For more than two decades, Dr. Santiago has conducted research that examines the importance of place in the economic opportunities and life chances available to low-income Latino, African American, and Vietnamese families. Her current research focuses primarily on how federal, state, and local housing policies and programs serve as vehicles for community and social development.
Brian D. Smedley
Brian D. Smedley is Cofounder and Executive Director of the National Collaborative for Health Equity, a project that connects research, policy analysis, and communications with on-the-ground activism to advance health equity. In this role, Dr. Smedley oversees several initiatives designed to improve opportunities for good health for people of color and undo the health consequences of racism.
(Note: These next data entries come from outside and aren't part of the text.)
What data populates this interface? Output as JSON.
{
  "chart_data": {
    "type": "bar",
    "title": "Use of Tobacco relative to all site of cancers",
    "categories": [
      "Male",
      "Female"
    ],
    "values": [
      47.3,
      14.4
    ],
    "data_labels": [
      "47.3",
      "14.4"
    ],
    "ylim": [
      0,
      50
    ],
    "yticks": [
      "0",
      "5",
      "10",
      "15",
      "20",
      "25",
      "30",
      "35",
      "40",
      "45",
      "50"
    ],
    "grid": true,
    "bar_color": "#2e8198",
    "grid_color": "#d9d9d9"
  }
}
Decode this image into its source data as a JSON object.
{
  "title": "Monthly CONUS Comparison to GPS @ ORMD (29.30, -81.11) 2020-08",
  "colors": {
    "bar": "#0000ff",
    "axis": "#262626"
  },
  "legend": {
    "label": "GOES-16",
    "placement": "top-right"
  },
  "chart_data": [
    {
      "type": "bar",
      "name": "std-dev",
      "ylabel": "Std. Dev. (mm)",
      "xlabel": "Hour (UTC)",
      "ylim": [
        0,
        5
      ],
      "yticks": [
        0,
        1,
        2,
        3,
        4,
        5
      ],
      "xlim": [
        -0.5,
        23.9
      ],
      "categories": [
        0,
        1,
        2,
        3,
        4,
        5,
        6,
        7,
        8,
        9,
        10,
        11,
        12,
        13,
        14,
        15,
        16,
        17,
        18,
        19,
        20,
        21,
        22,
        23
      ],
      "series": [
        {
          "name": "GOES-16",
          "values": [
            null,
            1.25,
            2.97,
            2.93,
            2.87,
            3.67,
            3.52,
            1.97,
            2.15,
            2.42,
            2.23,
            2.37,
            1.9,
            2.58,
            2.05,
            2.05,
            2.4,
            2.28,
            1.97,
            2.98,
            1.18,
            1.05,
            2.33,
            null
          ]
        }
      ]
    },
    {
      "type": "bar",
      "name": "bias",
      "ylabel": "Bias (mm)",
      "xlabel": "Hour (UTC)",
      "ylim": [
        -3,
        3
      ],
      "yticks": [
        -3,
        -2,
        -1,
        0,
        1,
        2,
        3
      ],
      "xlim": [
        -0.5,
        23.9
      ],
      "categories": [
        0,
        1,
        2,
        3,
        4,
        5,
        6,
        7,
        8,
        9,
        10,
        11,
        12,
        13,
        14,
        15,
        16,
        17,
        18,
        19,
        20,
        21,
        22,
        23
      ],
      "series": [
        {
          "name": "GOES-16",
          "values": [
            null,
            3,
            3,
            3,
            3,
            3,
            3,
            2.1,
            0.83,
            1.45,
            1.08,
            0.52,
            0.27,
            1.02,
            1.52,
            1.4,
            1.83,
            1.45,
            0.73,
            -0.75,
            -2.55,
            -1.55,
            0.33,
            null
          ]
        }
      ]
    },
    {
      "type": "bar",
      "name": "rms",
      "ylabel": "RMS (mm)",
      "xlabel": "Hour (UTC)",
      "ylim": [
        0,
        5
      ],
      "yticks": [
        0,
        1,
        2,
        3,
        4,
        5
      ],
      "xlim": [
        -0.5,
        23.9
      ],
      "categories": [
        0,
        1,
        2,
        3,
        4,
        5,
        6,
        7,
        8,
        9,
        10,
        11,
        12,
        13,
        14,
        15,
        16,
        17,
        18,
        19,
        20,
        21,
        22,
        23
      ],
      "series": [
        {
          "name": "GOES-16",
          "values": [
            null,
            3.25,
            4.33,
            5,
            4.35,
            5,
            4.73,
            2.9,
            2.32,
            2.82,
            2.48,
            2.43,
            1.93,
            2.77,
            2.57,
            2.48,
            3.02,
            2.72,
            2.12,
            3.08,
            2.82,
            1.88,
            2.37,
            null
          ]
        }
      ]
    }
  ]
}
From 2008 to 2014, Dr. Smedley was Vice President and Director of the Health Policy Institute of the Joint Center for Political and Economic Studies in Washington, DC, a research and policy organization focused on addressing the needs of communities of color.
Bobby Stahl
Robert Stahl is currently an Associate Director of the Urban Strategies Council in Oakland, California, and has proudly spent several years working to influence housing, economic, and climate-related policies to improve health in the neighborhoods and communities of historically marginalized groups in the Bay Area.
Mr. Stahl has extensive experience with research & writing, advocacy, and relationship-building in support of social, economic, and racial equity.
Deborah Thrope
Deborah Thrope is a Supervising Attorney at the National Housing Law Project (NHLP). Deborah’s work focuses on policy advocacy to preserve federally subsidized housing and tenants’ rights in the Section 8 Housing Choice Voucher and Public Housing programs.
She also collaborates with state and national policy leaders to develop strategies to house chronically homeless adults, people with disabilities, and previously incarcerated individuals. Ms. Thrope served as Editor of the 2014 and 2016 Supplements to NHLP’s seminal publication, HUD Housing Programs: Tenants Rights.
Benjamin D. Winig
Ben Winig, JD, MPA, is Vice President of Law & Policy at ChangeLab Solutions. He manages a team of lawyers and oversees legal and policy interventions aimed at improving public health and advancing health equity.
Mr. Winig regularly advises elected officials, public agency staff, and community-based organizations on creating healthy, sustainable communities. He is a skilled trainer and facilitator, and has been a featured speaker at numerous conferences around the country. Before joining ChangeLab Solutions, he practiced municipal law at a private law firm and served as general counsel and assistant city attorney for several public agencies in the Bay Area.
Miriam Zuk
Miriam Zuk, PhD, is Director and Senior Researcher at the Center for Community Innovation. She has 15 years of experience in the fields of environmental justice and equitable development.
Dr. Zuk currently leads the Center’s work on residential displacement in the Bay Area, in collaboration with the Association of Bay Area Governments, the Metropolitan Transportation Commission, and seven community-based organizations. She also teaches research design and writing to graduate students in the Department of City and Regional Planning at the University of California, Berkeley.